The evening was wet. The food was wet and marinated: algae, rubbery baby octopus arms with their thin tips, shrimp. It was raining outside. The restaurant was named after a European sea. He was into meteorology and talked about clouds. Nimbus clouds. There were lots of drinks.

We took a cab to his place, took our clothes off. I woke up in the morning to the sound of the front door clicking gently. I cried because I knew that he had left to buy things for breakfast because this was the kind of guy he was -- a guy who made breakfast.

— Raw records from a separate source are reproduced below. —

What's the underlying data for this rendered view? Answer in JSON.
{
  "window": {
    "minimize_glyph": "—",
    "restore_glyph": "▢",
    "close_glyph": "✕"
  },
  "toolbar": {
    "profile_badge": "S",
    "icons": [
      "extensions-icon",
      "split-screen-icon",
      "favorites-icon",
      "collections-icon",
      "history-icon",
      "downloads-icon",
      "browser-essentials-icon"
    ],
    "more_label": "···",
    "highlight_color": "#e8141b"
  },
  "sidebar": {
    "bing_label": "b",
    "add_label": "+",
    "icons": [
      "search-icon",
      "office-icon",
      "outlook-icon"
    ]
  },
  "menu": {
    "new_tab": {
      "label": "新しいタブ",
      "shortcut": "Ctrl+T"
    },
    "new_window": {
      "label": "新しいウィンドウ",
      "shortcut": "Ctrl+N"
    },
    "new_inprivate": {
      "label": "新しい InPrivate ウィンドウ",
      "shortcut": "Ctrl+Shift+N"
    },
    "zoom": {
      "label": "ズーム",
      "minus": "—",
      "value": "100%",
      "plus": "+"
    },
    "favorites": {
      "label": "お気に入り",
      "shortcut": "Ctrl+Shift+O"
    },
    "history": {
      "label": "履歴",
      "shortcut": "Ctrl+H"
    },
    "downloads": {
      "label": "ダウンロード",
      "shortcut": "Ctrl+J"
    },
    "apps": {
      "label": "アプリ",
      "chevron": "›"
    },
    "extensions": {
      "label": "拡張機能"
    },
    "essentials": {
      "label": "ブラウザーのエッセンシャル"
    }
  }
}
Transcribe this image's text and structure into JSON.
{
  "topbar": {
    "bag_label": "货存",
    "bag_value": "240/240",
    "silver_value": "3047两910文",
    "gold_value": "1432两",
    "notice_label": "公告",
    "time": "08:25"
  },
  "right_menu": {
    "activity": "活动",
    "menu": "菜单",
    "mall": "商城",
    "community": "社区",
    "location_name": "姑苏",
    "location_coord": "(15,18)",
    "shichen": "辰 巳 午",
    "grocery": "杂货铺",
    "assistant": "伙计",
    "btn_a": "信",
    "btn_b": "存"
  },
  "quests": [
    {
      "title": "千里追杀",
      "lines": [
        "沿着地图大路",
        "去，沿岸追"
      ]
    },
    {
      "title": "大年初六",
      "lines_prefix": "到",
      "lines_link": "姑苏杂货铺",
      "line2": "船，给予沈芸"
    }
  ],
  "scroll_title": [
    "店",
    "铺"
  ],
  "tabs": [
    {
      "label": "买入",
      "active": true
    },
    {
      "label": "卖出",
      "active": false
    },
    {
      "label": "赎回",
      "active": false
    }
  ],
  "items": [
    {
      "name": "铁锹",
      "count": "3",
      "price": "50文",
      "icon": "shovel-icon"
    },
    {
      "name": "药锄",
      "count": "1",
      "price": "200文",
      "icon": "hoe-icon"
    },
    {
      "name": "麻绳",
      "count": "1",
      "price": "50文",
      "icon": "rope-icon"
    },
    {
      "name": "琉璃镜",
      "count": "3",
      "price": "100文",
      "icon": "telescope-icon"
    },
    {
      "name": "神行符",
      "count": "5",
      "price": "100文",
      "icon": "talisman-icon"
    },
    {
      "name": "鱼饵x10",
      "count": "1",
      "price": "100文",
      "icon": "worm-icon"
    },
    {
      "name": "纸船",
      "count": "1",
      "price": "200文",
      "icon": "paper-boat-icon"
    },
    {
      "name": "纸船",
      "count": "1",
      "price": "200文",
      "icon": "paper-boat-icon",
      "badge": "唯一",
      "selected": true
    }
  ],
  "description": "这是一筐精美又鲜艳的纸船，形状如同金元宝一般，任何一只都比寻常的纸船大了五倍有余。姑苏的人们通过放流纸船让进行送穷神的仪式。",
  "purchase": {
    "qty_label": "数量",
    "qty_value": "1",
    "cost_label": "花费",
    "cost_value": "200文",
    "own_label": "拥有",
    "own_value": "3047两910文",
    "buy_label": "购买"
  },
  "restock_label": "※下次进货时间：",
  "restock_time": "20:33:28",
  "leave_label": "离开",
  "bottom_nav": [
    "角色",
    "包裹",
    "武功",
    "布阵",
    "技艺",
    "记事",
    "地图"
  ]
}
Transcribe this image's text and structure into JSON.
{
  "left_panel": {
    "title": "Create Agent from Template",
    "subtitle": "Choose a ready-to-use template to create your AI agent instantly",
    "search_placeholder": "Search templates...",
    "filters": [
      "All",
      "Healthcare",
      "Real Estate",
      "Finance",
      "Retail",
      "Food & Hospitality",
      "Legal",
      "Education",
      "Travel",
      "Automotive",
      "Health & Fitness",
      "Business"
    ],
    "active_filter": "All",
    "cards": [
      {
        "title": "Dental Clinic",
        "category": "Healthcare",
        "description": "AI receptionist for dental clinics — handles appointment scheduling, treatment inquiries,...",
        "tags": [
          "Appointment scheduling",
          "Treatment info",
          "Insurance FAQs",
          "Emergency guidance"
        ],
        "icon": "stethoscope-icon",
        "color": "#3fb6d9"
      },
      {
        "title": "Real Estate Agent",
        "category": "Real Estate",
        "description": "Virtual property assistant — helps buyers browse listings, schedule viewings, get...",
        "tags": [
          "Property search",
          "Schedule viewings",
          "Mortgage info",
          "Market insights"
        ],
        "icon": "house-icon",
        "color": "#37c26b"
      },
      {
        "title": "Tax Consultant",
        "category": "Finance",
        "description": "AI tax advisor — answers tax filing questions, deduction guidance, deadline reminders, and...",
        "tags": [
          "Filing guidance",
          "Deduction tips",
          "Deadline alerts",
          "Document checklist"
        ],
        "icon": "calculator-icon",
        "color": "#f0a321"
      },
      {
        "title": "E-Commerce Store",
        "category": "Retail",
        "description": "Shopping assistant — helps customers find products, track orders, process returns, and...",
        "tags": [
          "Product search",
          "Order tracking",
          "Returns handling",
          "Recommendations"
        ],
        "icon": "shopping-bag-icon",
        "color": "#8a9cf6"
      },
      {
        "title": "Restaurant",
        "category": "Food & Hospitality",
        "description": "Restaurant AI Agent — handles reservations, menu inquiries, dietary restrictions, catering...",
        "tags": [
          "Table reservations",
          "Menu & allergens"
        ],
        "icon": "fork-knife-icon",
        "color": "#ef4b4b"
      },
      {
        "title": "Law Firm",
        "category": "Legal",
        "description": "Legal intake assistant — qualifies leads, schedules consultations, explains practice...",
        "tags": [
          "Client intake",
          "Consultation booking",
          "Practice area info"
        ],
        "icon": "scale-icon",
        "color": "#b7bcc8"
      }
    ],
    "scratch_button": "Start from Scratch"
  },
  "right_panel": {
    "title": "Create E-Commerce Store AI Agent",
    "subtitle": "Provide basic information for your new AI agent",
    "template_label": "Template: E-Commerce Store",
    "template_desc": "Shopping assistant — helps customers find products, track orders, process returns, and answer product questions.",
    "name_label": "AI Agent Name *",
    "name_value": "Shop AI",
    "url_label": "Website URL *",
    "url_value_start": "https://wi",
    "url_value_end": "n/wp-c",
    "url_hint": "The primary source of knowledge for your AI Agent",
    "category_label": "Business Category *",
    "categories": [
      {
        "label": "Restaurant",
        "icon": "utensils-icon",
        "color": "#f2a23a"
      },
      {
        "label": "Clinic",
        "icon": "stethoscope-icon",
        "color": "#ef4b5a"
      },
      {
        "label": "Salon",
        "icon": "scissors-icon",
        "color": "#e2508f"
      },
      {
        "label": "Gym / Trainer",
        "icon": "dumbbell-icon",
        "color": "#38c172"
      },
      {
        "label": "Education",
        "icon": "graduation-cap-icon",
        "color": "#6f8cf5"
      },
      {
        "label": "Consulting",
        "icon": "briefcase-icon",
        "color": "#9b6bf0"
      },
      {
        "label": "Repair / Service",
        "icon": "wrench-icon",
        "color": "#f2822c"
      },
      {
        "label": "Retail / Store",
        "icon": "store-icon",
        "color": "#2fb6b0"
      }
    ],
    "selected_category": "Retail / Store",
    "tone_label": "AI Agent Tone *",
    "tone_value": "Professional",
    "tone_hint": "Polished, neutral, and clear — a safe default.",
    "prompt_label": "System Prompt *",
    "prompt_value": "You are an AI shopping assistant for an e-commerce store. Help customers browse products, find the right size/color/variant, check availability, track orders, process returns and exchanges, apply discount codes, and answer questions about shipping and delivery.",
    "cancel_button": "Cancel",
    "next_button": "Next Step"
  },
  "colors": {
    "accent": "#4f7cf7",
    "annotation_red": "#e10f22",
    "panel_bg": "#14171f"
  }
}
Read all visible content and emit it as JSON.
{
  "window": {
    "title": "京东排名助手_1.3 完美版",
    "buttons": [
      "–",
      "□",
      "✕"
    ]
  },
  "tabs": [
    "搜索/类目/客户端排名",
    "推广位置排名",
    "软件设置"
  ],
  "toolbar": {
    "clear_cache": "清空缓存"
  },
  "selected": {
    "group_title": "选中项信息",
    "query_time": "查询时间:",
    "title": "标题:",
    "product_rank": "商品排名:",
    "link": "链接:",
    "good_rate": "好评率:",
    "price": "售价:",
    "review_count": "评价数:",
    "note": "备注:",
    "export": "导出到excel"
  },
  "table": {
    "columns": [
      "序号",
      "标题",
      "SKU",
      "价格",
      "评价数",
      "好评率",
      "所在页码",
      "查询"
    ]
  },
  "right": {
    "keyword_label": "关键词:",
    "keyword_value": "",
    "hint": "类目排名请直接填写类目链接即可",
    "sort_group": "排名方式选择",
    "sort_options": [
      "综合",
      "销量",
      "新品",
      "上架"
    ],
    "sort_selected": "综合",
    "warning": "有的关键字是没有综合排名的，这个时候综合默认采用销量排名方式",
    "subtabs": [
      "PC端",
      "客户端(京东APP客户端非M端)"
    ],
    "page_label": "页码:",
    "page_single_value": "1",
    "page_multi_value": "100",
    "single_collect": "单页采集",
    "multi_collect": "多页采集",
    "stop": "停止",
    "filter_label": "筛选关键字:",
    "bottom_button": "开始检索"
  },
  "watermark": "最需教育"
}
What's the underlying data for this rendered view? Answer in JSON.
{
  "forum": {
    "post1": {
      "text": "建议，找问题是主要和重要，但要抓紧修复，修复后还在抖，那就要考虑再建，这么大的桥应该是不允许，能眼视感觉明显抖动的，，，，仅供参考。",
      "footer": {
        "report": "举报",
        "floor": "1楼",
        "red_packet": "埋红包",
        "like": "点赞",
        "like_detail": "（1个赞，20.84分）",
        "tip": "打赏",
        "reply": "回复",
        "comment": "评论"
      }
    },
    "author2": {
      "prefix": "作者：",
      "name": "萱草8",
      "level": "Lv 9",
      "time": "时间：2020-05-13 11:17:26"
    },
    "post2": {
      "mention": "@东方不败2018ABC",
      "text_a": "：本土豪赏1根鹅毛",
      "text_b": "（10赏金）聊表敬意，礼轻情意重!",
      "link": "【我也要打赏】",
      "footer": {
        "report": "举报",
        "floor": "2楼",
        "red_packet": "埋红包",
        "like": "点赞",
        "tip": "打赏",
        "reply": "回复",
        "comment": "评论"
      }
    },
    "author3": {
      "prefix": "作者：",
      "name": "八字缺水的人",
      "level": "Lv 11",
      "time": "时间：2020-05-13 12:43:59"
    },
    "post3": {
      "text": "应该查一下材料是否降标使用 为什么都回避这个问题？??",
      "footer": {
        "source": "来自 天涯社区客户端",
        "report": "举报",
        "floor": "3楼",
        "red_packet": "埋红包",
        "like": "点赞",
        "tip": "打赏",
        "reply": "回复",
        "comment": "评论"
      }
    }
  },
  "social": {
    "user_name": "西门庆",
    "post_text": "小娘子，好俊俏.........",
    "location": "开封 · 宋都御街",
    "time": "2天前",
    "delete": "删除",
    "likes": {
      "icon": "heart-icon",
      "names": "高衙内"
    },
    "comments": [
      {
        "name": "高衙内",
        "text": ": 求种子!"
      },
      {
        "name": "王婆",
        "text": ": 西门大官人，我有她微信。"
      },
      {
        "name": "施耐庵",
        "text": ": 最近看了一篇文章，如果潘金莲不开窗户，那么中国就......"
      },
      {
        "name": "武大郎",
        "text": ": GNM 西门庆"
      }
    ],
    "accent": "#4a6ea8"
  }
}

And he wasn't the guy that I wanted to be with.

He came back. He bought flowers, fresh bread, cheese, fresh fruit.
He played Eric Satie, quietly, and asked if I liked it, was that why I was crying?
I was crying because that's what the guy I loved played for me.
Oh.
I'm sorry, I said. I thought I was over it.

He patted me on the hand. He got up, took a framed photograph off of the wall. He handed it to me. In it, it was him, bull-strong tall, in a striped shirt, hair tousled, holding a steering wheel. Near him, sitting, a woman, hair in her face, sunglasses, and wind, and a boy, maybe four or five years old, scrunching his nose. Water parting, ripped by the boat's tip. 

He looked at me and said, You're not the only one trying to pretend.